Es war Mikes Schuld. Wie fast alles in Erwins Leben.
Ein Nachmittag auf einem Gestüt. Pferde, Hitze und Staub. Nichts, was hätte zählen sollen.
Bis er Levi Ackerman über den Platz gehen sah mit dem gelangweilten Blick eines Mannes, der niemandem etwas schuldet und Erwins Herz einfach stehen blieb.
Das Problem: Levi spricht nicht mit Fremden. Er erklärt sich niemandem. Er lässt niemanden an sich heran. Und Erwin? Erwin kommt wieder. Immer wieder.
Hinter all dieser Beherrschtheit ist er vollkommen verloren und jeder Dummkopf in seinem Umfeld weiß das längst, nur er selbst nicht.
Levi merkt es. Er versucht, die Sache abzuschneiden, bevor sie zu etwas wird, das sich nicht mehr rückgängig machen lässt. Denn Männer wie Erwin gehen wieder. Und Gefühle wie diese hinterlassen Spuren.
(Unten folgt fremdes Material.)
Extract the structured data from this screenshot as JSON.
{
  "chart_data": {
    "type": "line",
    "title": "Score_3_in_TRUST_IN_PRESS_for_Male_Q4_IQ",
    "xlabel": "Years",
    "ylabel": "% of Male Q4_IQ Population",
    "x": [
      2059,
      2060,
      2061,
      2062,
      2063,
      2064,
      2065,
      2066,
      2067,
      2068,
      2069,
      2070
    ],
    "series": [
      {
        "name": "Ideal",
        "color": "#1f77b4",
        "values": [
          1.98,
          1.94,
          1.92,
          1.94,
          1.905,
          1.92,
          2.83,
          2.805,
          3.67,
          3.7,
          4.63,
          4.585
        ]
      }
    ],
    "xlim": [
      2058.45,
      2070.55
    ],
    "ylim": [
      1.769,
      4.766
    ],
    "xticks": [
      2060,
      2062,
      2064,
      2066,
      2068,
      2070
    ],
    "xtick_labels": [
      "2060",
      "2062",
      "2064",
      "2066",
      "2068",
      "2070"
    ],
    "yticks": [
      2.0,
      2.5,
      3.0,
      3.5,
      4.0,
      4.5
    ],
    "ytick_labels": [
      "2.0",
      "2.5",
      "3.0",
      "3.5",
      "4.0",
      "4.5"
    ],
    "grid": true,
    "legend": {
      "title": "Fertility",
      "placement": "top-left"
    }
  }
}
Doch als ein Missverständnis droht, das zu zerstören, was beide noch nicht einmal zugegeben haben zu besitzen. . . sind sie gezwungen, aufzuhören zu fliehen.
Zwischen Pferden und Gefühlen handelt davon, die Kontrolle zu verlieren, zu entdecken, dass das noch nicht das Ende der Welt ist und dass manche Menschen genau das Chaos sind, das noch gefehlt hat.